Oct. 6 (Bloomberg) -- Solyndra LLC, the failed California solar-panel maker, applied for a second U.S. loan guarantee a week after receiving its first as it sought to expand a factory it hadn’t built yet.
The company received a $535 million federal loan guarantee on Sept. 3, 2009, and broke ground for its so-called Fab 2 facility the next day, at an event that Energy Secretary Steven Chu attended. Seven days later, the company requested $469 million for more construction and equipment at Fab 2 in a bid to cut costs of its tubular panels by increasing production, according to a December 2009 filing to the U.S. Securities and Exchange Commission.
The company and the department “mutually agreed that the application should not receive further consideration” in October 2010, Damien LaVera, an Energy Department spokesman, said in an e-mail today. “The department was not poised to approve a second loan application.”
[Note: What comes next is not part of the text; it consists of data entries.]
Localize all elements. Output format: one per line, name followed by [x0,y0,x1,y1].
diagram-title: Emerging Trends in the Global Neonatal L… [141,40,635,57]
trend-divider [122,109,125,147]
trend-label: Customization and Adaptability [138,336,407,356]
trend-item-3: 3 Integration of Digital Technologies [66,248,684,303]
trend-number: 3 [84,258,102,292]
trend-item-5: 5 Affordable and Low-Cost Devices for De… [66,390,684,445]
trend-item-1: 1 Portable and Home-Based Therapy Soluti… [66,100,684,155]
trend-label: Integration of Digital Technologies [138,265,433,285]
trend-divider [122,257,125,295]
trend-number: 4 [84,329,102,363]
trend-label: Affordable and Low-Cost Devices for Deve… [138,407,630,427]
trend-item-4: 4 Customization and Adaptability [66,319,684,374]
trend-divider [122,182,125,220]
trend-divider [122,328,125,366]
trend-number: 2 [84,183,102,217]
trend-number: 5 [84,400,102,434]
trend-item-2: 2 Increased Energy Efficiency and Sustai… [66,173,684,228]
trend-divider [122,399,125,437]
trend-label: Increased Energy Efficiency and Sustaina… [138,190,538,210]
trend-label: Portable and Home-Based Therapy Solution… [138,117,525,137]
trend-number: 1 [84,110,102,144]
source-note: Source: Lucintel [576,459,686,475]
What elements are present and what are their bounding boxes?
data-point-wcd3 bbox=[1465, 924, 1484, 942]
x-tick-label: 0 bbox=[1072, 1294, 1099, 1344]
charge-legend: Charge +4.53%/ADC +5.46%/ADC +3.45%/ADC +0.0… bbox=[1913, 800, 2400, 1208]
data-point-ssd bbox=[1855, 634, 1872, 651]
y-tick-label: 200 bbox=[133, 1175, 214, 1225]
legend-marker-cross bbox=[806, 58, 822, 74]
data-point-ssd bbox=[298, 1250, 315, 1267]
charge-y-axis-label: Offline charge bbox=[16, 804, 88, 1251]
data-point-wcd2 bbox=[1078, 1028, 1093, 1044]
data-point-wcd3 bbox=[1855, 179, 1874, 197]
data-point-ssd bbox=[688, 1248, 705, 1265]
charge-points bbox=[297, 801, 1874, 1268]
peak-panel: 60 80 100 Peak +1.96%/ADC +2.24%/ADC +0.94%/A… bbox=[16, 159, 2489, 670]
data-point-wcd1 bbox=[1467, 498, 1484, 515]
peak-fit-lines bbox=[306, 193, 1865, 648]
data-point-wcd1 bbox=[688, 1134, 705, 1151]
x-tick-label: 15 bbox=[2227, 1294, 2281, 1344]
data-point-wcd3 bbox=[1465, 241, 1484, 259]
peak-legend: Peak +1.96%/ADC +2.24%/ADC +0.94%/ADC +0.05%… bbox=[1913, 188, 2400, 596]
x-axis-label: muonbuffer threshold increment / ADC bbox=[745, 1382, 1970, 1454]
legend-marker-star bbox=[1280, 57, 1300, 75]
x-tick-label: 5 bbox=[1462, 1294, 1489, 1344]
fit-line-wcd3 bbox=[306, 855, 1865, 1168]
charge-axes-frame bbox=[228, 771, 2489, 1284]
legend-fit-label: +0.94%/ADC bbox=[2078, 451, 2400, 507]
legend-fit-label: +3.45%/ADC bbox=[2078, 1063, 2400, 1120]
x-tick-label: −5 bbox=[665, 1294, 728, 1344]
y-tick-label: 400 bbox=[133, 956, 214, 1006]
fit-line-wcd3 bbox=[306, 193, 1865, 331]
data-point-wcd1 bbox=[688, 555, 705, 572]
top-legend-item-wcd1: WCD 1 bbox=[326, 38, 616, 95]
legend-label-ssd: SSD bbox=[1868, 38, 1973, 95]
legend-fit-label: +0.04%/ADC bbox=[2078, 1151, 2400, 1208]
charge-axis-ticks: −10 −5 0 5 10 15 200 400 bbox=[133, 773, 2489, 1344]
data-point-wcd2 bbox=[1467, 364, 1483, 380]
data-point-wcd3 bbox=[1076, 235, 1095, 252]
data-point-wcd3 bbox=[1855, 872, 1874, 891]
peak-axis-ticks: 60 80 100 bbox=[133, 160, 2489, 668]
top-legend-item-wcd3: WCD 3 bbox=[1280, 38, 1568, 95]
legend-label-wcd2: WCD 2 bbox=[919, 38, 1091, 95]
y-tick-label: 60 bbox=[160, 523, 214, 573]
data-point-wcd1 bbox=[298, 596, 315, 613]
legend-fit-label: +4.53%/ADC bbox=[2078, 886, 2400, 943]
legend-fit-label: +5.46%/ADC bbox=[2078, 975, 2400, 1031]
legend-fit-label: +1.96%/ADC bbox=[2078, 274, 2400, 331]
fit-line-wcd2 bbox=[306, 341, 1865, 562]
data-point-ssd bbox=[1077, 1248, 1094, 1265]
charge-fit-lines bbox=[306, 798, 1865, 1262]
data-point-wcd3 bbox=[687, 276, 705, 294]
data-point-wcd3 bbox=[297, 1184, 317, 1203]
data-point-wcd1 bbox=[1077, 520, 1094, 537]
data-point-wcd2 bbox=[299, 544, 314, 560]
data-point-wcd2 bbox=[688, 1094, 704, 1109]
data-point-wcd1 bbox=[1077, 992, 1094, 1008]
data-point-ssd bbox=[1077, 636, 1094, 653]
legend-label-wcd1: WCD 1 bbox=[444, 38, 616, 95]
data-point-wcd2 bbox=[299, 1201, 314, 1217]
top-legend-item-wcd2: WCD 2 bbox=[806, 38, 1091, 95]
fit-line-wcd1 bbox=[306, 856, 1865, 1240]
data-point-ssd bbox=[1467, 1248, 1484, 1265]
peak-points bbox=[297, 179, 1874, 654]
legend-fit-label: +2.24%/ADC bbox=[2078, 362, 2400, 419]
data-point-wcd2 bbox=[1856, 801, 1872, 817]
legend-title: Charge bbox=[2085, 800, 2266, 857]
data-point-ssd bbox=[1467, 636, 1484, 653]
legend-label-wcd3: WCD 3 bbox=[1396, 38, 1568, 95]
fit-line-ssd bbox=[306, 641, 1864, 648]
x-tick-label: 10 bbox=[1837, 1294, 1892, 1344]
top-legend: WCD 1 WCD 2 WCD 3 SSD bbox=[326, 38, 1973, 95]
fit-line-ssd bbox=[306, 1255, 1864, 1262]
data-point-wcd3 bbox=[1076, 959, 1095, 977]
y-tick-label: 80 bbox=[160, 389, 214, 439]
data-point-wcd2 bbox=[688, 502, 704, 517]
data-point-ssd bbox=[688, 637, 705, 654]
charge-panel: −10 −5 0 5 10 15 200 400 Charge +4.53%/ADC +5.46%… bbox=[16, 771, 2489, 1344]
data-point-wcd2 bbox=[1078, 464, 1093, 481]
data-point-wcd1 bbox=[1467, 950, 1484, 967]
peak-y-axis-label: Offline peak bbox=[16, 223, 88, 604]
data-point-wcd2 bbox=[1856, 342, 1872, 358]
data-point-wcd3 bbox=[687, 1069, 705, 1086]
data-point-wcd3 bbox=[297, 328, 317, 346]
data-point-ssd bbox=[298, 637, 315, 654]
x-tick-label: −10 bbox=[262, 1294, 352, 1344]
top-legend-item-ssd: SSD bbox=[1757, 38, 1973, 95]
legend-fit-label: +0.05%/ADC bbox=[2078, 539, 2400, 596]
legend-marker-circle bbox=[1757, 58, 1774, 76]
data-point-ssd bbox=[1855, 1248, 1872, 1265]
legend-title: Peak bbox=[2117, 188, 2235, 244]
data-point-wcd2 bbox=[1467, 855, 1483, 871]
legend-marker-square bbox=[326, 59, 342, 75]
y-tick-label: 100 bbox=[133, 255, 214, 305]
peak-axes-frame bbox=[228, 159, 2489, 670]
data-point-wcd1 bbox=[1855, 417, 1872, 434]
E-mails released this week as part of a congressional investigation into Solyndra’s loan guarantee said officials from the Office of Management and Budget worried the second guarantee request was imminent.
“I’ve been told we should expect to see that project soon for conditional commitment,” a budget office official wrote in an April 8, 2010, e-mail.
Another official said in an e-mail: “Possible to close and default on one before closing on a second??? Could be a record.”
Solyndra had forecast that the next phase of its factory would cost $642 million, which it planned to raise through the second loan guarantee and by selling shares to the public, according to the December filing.
By the time of the decision to drop the application, Solyndra’s financial problems were becoming clearer. It had amended its SEC filing in March 2010 to include a warning from its auditor that it might have to cease operating and in June had withdrawn its planned initial public offering.
In December 2010, Solyndra violated the terms of its $535 million award by failing to set aside the first of six $5 million payments for a reserve fund.
The administration then restructured the loan, which placed Solyndra’s debt to the government behind $75 million in fresh money from outside investors, a decision that congressional Republicans have criticized. Energy Department officials said the agreement was a last-ditch effort to save the company.
Solyndra filed for bankruptcy protection on Sept. 6. Two days later the FBI raided the company’s Fremont, California, offices as part of an investigation into possible accounting fraud.
Matt Rogers, an Energy Department adviser on stimulus projects, said in a May 24, 2010, e-mail to Rod O’Connor, who was then Chu’s chief of staff, that Solyndra faced economic challenges, including falling silicon prices that benefited rival companies and declining demand in Europe for solar panels.
Rogers also said the company had been counting on “an energy bill to pass,” including a renewable-energy standard, “to ensure adequate U.S. market size.”
Rogers said Solyndra would face problems in the “18-24 month window, but the company should be going strong into the fall with their new facilities on line.”
House Republicans expanded an eight-month investigation into the loan guarantee yesterday, demanding all communications about Solyndra among White House officials since Obama’s 2009 inauguration.